Kamis sore, lagi-lagi ada kejadian setelah pulang kerja. Riski baru saja masuk rumah dan menaruh tas kerja di sofa ketika dari luar terdengar suara khas yang mulai ia kenali sebagai tanda warning ringan.
“Leeeel…” Nada itu lembut tapi terdengar jelas.
“Ya, Bu?” Leli yang sedang di dapur berhenti mengaduk teh yang disiapkan untuk Riski.
“Ke depan sebentar.” Bu Tini memberi arahan. Riski menutup mata sepersekian detik. Ini pasti proyek.
Di depan rumah, Bu Tini sudah berdiri dengan topi kain lebar dan sarung tangan plastik warna biru. Lalu dengan sigap dia menata berjajar pot-pot kecil: ember bekas cat, galon air mineral dipotong, sampai baskom retak di depan rumah Leli dan Riski.
Pak Mangku duduk di kursi pendek teras rumahnya, mengawasi sambil menyeruput kopi.
“Ini,” kata Bu Tini, menunjuk pot-pot itu, “biar kalian gemati.”

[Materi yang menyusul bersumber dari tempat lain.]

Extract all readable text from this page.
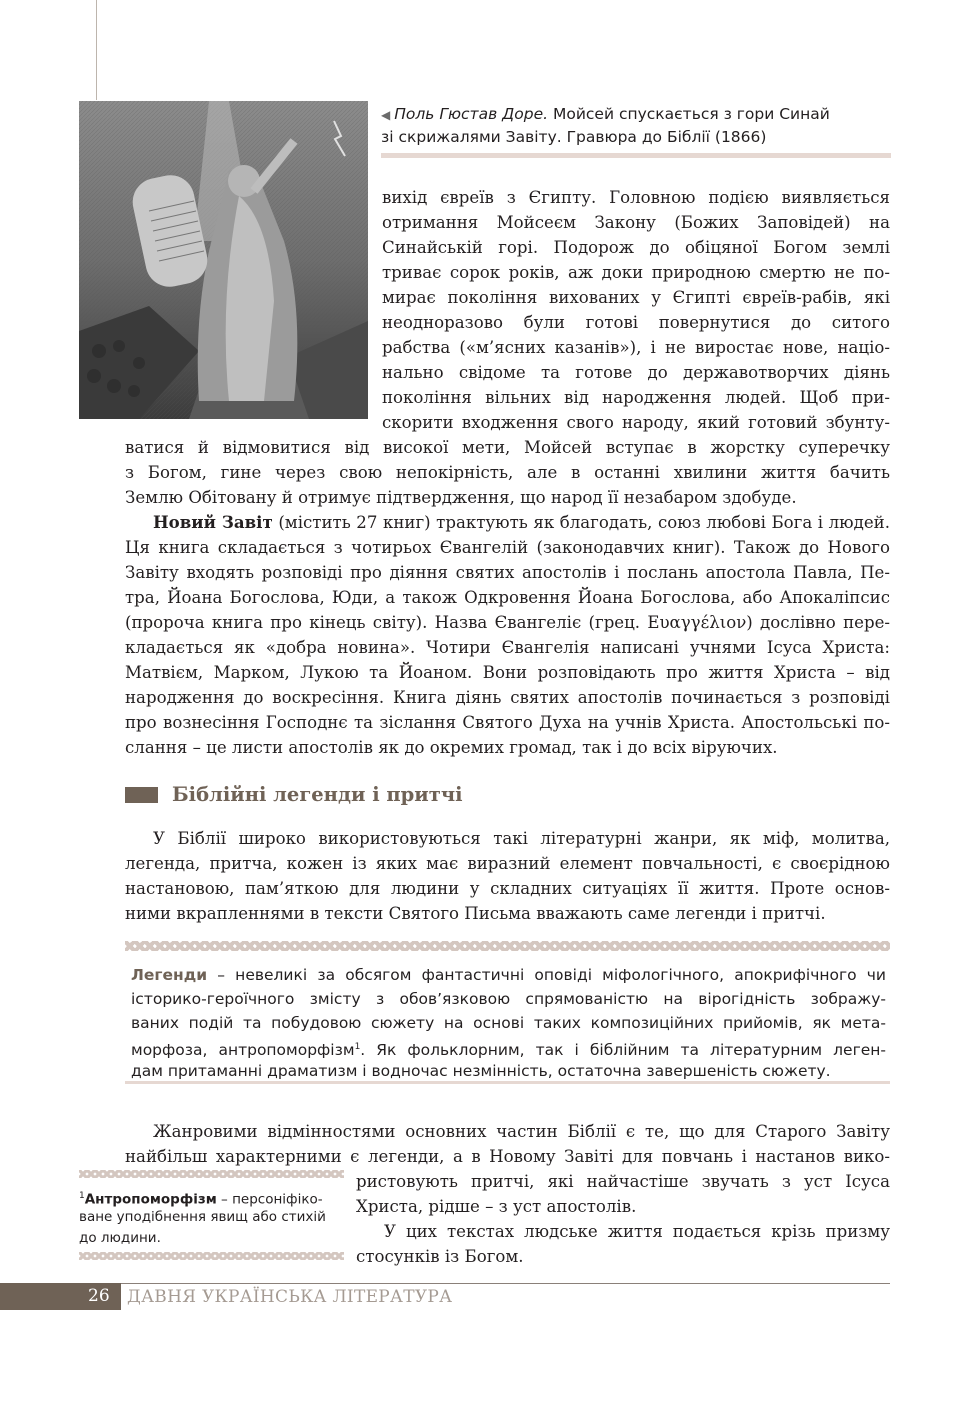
◀ Поль Гюстав Доре. Мойсей спускається з гори Синай
зі скрижалями Завіту. Гравюра до Біблії (1866)
вихід євреїв з Єгипту. Головною подією виявляється
отримання Мойсеєм Закону (Божих Заповідей) на
Синайській горі. Подорож до обіцяної Богом землі
триває сорок років, аж доки природною смертю не по-
мирає покоління вихованих у Єгипті євреїв-рабів, які
неодноразово були готові повернутися до ситого
рабства («м’ясних казанів»), і не виростає нове, націо-
нально свідоме та готове до державотворчих діянь
покоління вільних від народження людей. Щоб при-
скорити входження свого народу, який готовий збунту-
ватися й відмовитися від високої мети, Мойсей вступає в жорстку суперечку
з Богом, гине через свою непокірність, але в останні хвилини життя бачить
Землю Обітовану й отримує підтвердження, що народ її незабаром здобуде.
Новий Завіт (містить 27 книг) трактують як благодать, союз любові Бога і людей.
Ця книга складається з чотирьох Євангелій (законодавчих книг). Також до Нового
Завіту входять розповіді про діяння святих апостолів і послань апостола Павла, Пе-
тра, Йоана Богослова, Юди, а також Одкровення Йоана Богослова, або Апокаліпсис
(пророча книга про кінець світу). Назва Євангеліє (грец. Ευαγγέλιον) дослівно пере-
кладається як «добра новина». Чотири Євангелія написані учнями Ісуса Христа:
Матвієм, Марком, Лукою та Йоаном. Вони розповідають про життя Христа – від
народження до воскресіння. Книга діянь святих апостолів починається з розповіді
про вознесіння Господнє та зіслання Святого Духа на учнів Христа. Апостольські по-
слання – це листи апостолів як до окремих громад, так і до всіх віруючих.
Біблійні легенди і притчі
У Біблії широко використовуються такі літературні жанри, як міф, молитва,
легенда, притча, кожен із яких має виразний елемент повчальності, є своєрідною
настановою, пам’яткою для людини у складних ситуаціях її життя. Проте основ-
ними вкрапленнями в тексти Святого Письма вважають саме легенди і притчі.
Легенди – невеликі за обсягом фантастичні оповіді міфологічного, апокрифічного чи
історико-героїчного змісту з обов’язковою спрямованістю на вірогідність зображу-
ваних подій та побудовою сюжету на основі таких композиційних прийомів, як мета-
морфоза, антропоморфізм$^1$. Як фольклорним, так і біблійним та літературним леген-
дам притаманні драматизм і водночас незмінність, остаточна завершеність сюжету.
Жанровими відмінностями основних частин Біблії є те, що для Старого Завіту
найбільш характерними є легенди, а в Новому Завіті для повчань і настанов вико-
ристовують притчі, які найчастіше звучать з уст Ісуса
Христа, рідше – з уст апостолів.
У цих текстах людське життя подається крізь призму
стосунків із Богом.
$^1$Антропоморфізм – персоніфіко-
ване уподібнення явищ або стихій
до людини.
26 ДАВНЯ УКРАЇНСЬКА ЛІТЕРАТУРА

“…gemati?” Riski mengangkat alis.
“Gemati itu penuh perhatian, telaten, ngopeni.” Bu Tini memberi penjelasan seperti guru PKK-Pendidikan Kesejahteraan Keluarga pada kurikulum pendidikan tahun 1994.

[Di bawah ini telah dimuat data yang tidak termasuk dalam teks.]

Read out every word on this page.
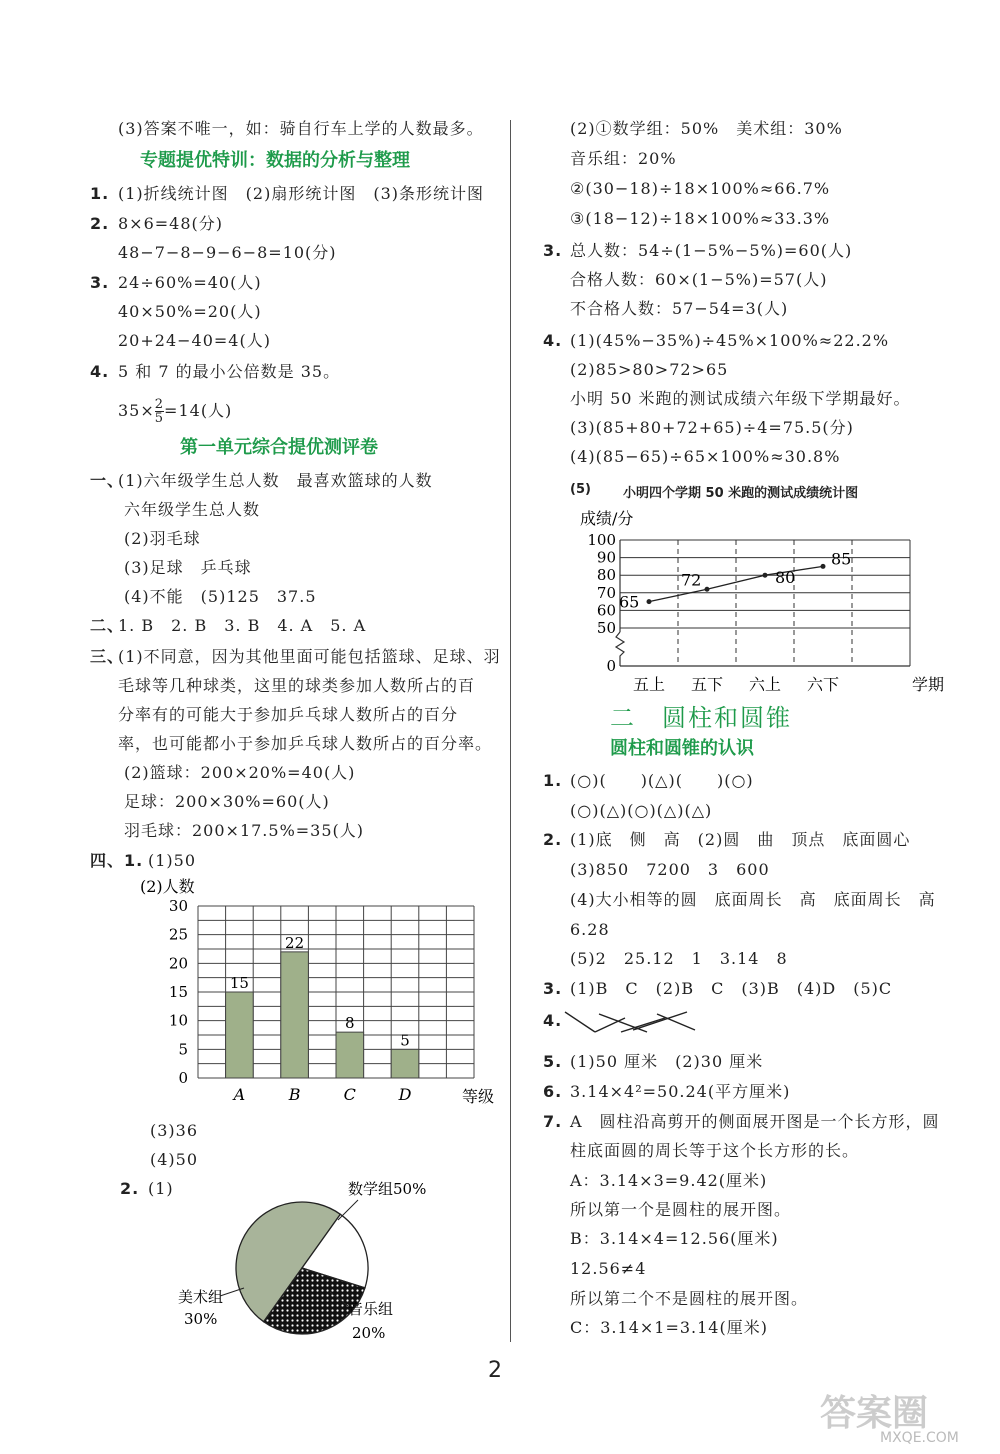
(3)答案不唯一，如：骑自行车上学的人数最多。
专题提优特训：数据的分析与整理
1. (1)折线统计图　(2)扇形统计图　(3)条形统计图
2. 8×6=48(分)
48−7−8−9−6−8=10(分)
3. 24÷60%=40(人)
40×50%=20(人)
20+24−40=4(人)
4. 5 和 7 的最小公倍数是 35。
$35\times \frac{2}{5} =14$(人)
第一单元综合提优测评卷
一、
(1)六年级学生总人数　最喜欢篮球的人数
六年级学生总人数
(2)羽毛球
(3)足球　乒乓球
(4)不能　(5)125　37.5
二、
1. B　2. B　3. B　4. A　5. A
三、
(1)不同意，因为其他里面可能包括篮球、足球、羽
毛球等几种球类，这里的球类参加人数所占的百
分率有的可能大于参加乒乓球人数所占的百分
率，也可能都小于参加乒乓球人数所占的百分率。
(2)篮球：200×20%=40(人)
足球：200×30%=60(人)
羽毛球：200×17.5%=35(人)
四、1. (1)50
(2)人数
0
5
10
15
20
25
30
15
A
22
B
8
C
5
D	等级
(3)36
(4)50
2. (1)	数学组50%
美术组
30%
音乐组
20%
(2)①数学组：50%　美术组：30%
音乐组：20%
②(30−18)÷18×100%≈66.7%
③(18−12)÷18×100%≈33.3%
3. 总人数：54÷(1−5%−5%)=60(人)
合格人数：60×(1−5%)=57(人)
不合格人数：57−54=3(人)
4. (1)(45%−35%)÷45%×100%≈22.2%
(2)85>80>72>65
小明 50 米跑的测试成绩六年级下学期最好。
(3)(85+80+72+65)÷4=75.5(分)
(4)(85−65)÷65×100%≈30.8%
(5) 小明四个学期 50 米跑的测试成绩统计图
成绩/分
0
50
60
70
80
90
100
65
72	80
85
五上 五下 六上 六下	学期
二　圆柱和圆锥
圆柱和圆锥的认识
1. (○)(　　)(△)(　　)(○)
(○)(△)(○)(△)(△)
2. (1)底　侧　高　(2)圆　曲　顶点　底面圆心
(3)850　7200　3　600
(4)大小相等的圆　底面周长　高　底面周长　高
6.28
(5)2　25.12　1　3.14　8
3. (1)B　C　(2)B　C　(3)B　(4)D　(5)C
4.
5. (1)50 厘米　(2)30 厘米
6. 3.14×4²=50.24(平方厘米)
7. A　圆柱沿高剪开的侧面展开图是一个长方形，圆
柱底面圆的周长等于这个长方形的长。
A：3.14×3=9.42(厘米)
所以第一个是圆柱的展开图。
B：3.14×4=12.56(厘米)
12.56≠4
所以第二个不是圆柱的展开图。
C：3.14×1=3.14(厘米)
2
答案圈
MXQE.COM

“Oh…” Leli dan Riski mengangguk bersamaan.
“Calon istri harus bisa.” Bu Tini tersenyum bangga.
“…aku kan udah jadi istri, Bu.” Leli sedikit merajuk.

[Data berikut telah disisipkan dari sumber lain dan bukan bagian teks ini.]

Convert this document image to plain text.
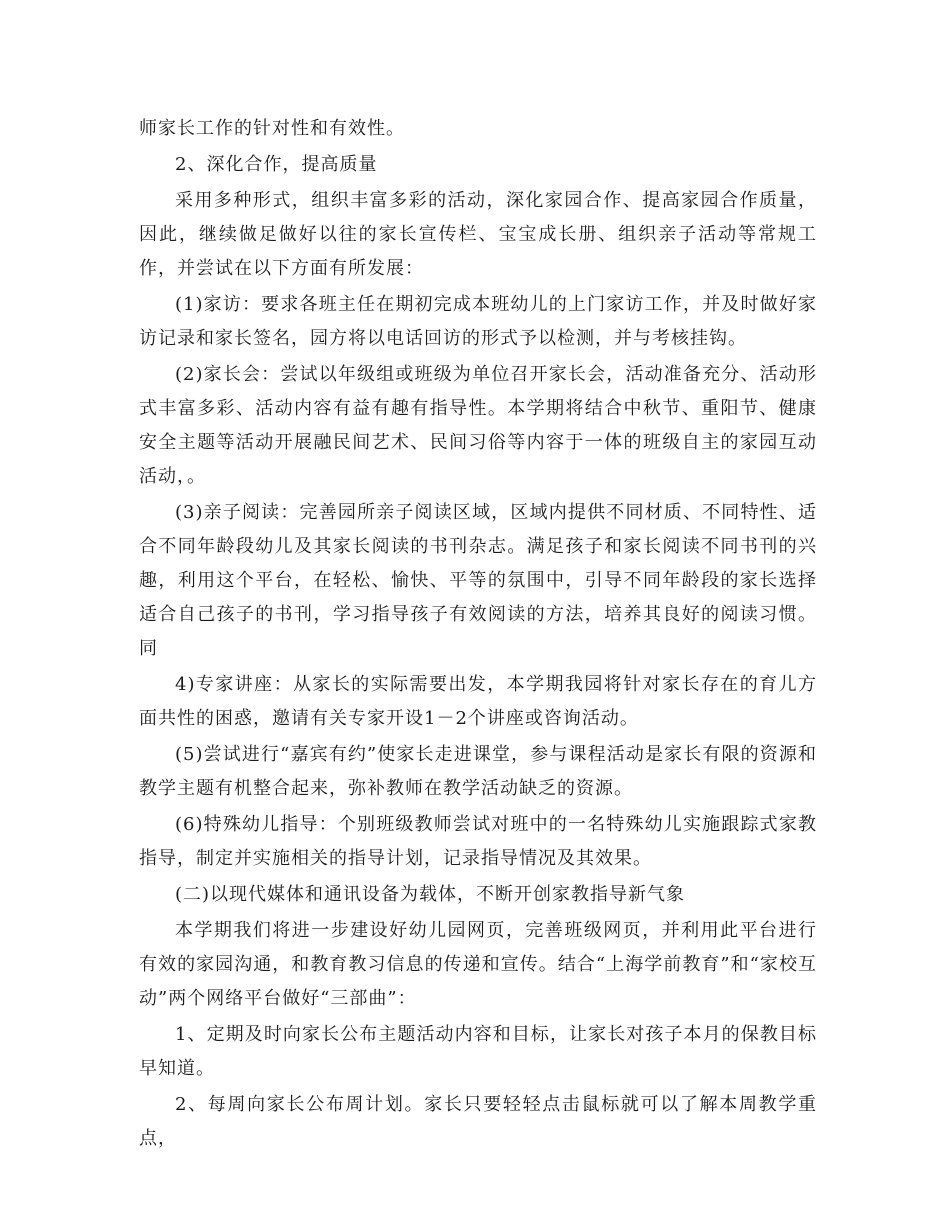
师家长工作的针对性和有效性。

2、深化合作，提高质量

采用多种形式，组织丰富多彩的活动，深化家园合作、提高家园合作质量，因此，继续做足做好以往的家长宣传栏、宝宝成长册、组织亲子活动等常规工作，并尝试在以下方面有所发展：

(1)家访：要求各班主任在期初完成本班幼儿的上门家访工作，并及时做好家访记录和家长签名，园方将以电话回访的形式予以检测，并与考核挂钩。

(2)家长会：尝试以年级组或班级为单位召开家长会，活动准备充分、活动形式丰富多彩、活动内容有益有趣有指导性。本学期将结合中秋节、重阳节、健康安全主题等活动开展融民间艺术、民间习俗等内容于一体的班级自主的家园互动活动，。

(3)亲子阅读：完善园所亲子阅读区域，区域内提供不同材质、不同特性、适合不同年龄段幼儿及其家长阅读的书刊杂志。满足孩子和家长阅读不同书刊的兴趣，利用这个平台，在轻松、愉快、平等的氛围中，引导不同年龄段的家长选择适合自己孩子的书刊，学习指导孩子有效阅读的方法，培养其良好的阅读习惯。同

4)专家讲座：从家长的实际需要出发，本学期我园将针对家长存在的育儿方面共性的困惑，邀请有关专家开设1－2个讲座或咨询活动。

(5)尝试进行“嘉宾有约”使家长走进课堂，参与课程活动是家长有限的资源和教学主题有机整合起来，弥补教师在教学活动缺乏的资源。

(6)特殊幼儿指导：个别班级教师尝试对班中的一名特殊幼儿实施跟踪式家教指导，制定并实施相关的指导计划，记录指导情况及其效果。

(二)以现代媒体和通讯设备为载体，不断开创家教指导新气象

本学期我们将进一步建设好幼儿园网页，完善班级网页，并利用此平台进行有效的家园沟通，和教育教习信息的传递和宣传。结合“上海学前教育”和“家校互动”两个网络平台做好“三部曲”：

1、定期及时向家长公布主题活动内容和目标，让家长对孩子本月的保教目标早知道。

2、每周向家长公布周计划。家长只要轻轻点击鼠标就可以了解本周教学重点，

“Ya makanya dilatih.” Bu Tini terkekeh.
“…aku ikut dilatih juga?” Riski berdiri di samping Leli.
“Ya suami juga boleh belajar.” Bu Tini melirik.
“Biar seimbang.” Pak Mangku kemudian ikut nimbrung. Riski mendesah pelan. Bu Tini mulai membagi tugas.
“Ini cabe.”
“Ini sawi.”
“Bayam.”
“Tomat.”
“…itu tomat?” Riski menatap pot kecil.
“Iya ini tomat ceri, seger lho nanti kalau mau bikin salad.” Bu Tini memaparkan seperti penyuluh gizi
“…di bekas kaleng cat minyak bu?” Riski heran
“Udah dibersihkan itu udah nggak ada sisa cat-nya, asal rutin dirawat pasti hidup” Bu Tini berjongkok sambil menancapkan bibit cabe di pot yang masih berisi media tanam.
“Kalau rajin, sebulan lagi panen.” Imbuhnya.
“…optimis ya bu?” Riski mengangguk.
“Disiram berapa kali, Bu?” Leli ikut jongkok.